I think this could be a really big deal. On most sites, it is already the case that Google gives much better results than the native search engine. (I generally use the site name or URL rather than the “site:” command to get this effect, but I imagine the difference is small.) Now that it’s easy to use, I expect increasing numbers of Web users to, like me, use the system that works better.
What’s more, there’s nothing stopping Google from co-opting the one way native site search is commonly made to work well, which is by hand-tagging of pages. Most metatags are devalued in search when used to compare pages from different sites, for very good reasons of adversarial information retrieval. But there’s little reason not to take metatags into account within a site, albeit with a little care to avert the worst potential abuses.

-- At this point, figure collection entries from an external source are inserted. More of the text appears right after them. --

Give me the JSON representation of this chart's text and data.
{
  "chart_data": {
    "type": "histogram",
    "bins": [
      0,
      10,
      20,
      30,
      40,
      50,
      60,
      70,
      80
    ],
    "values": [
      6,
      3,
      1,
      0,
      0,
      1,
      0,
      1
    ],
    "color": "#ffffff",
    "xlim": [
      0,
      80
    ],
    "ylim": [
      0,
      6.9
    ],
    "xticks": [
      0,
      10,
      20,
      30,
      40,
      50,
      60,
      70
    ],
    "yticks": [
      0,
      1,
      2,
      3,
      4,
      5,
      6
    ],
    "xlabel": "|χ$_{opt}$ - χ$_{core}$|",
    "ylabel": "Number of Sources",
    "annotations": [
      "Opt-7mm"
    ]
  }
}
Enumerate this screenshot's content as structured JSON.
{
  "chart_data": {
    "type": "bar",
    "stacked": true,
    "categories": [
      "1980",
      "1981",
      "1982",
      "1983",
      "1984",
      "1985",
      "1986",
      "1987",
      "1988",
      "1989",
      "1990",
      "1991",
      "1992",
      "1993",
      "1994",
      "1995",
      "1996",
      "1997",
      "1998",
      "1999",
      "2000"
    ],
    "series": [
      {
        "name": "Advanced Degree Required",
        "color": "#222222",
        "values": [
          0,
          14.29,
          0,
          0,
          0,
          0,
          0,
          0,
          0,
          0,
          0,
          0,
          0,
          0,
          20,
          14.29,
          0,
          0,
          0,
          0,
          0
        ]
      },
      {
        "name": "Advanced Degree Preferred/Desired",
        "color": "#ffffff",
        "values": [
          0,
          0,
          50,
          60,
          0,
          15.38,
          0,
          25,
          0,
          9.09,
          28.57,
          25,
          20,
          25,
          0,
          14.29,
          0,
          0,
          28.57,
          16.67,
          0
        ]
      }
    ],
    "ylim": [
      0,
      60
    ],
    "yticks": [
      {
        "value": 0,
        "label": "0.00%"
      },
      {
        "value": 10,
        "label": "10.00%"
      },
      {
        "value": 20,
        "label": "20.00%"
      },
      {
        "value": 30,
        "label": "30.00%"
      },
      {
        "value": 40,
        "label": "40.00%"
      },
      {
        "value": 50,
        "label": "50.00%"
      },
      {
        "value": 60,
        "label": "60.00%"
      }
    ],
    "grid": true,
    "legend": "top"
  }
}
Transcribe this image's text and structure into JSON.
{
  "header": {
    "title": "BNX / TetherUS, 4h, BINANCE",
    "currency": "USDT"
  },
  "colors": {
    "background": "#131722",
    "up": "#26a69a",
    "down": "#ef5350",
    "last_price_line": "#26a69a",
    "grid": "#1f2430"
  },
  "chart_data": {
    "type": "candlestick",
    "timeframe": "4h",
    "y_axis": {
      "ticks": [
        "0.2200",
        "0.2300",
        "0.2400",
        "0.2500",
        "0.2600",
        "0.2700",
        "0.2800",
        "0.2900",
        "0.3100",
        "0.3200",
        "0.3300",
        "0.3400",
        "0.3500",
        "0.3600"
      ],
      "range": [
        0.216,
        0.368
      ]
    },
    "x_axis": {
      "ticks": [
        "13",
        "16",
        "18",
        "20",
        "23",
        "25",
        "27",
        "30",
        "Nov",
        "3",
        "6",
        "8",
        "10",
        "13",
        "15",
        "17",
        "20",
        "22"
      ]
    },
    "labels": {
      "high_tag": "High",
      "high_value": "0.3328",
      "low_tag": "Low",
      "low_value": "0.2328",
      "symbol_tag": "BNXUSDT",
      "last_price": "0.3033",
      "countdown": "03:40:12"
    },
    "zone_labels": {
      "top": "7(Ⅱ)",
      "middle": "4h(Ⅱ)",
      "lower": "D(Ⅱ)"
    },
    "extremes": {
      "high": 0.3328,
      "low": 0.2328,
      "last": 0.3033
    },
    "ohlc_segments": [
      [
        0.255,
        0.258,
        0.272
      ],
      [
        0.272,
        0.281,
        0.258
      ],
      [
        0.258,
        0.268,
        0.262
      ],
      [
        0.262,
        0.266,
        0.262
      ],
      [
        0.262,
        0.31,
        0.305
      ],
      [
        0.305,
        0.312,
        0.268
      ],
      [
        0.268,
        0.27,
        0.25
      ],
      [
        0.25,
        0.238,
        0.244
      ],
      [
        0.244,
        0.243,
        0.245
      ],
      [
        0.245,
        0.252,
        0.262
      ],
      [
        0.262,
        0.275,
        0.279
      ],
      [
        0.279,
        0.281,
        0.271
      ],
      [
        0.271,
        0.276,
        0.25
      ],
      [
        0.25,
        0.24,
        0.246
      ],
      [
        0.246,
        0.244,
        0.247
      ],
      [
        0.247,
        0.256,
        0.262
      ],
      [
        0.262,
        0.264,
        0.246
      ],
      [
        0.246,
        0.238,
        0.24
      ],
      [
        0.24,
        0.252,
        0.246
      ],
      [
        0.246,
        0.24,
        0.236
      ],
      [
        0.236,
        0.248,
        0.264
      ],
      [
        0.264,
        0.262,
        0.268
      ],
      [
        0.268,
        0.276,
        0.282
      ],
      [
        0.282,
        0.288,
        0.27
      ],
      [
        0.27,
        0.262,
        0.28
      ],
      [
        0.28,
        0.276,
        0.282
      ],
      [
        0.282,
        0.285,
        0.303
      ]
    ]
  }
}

Large e-commerce sites running something like Inquira, Endeca, or Mercado will do better with their specialized search tools than with Google search. For most of the rest, however, Google is likely to win on quality, relevance, and utility.
Yes, there’s an obvious problem about ad placement and revenue, as Kee Hinckley recently noted to me. But:
- Site owners don’t really have a choice about cooperating with Google, as the searcher sees Google before she sees the target site. Going nuclear and removing oneself from the Google index isn’t a realistic option.
- Most large site owners do a lot of SEO (Search Engine Optimization) for Google, and get a lot of benefit from Google already.
- Google could cut special ad deals for single-site search, changing their usual policies to let site owners buy all placements, for a suitable fee.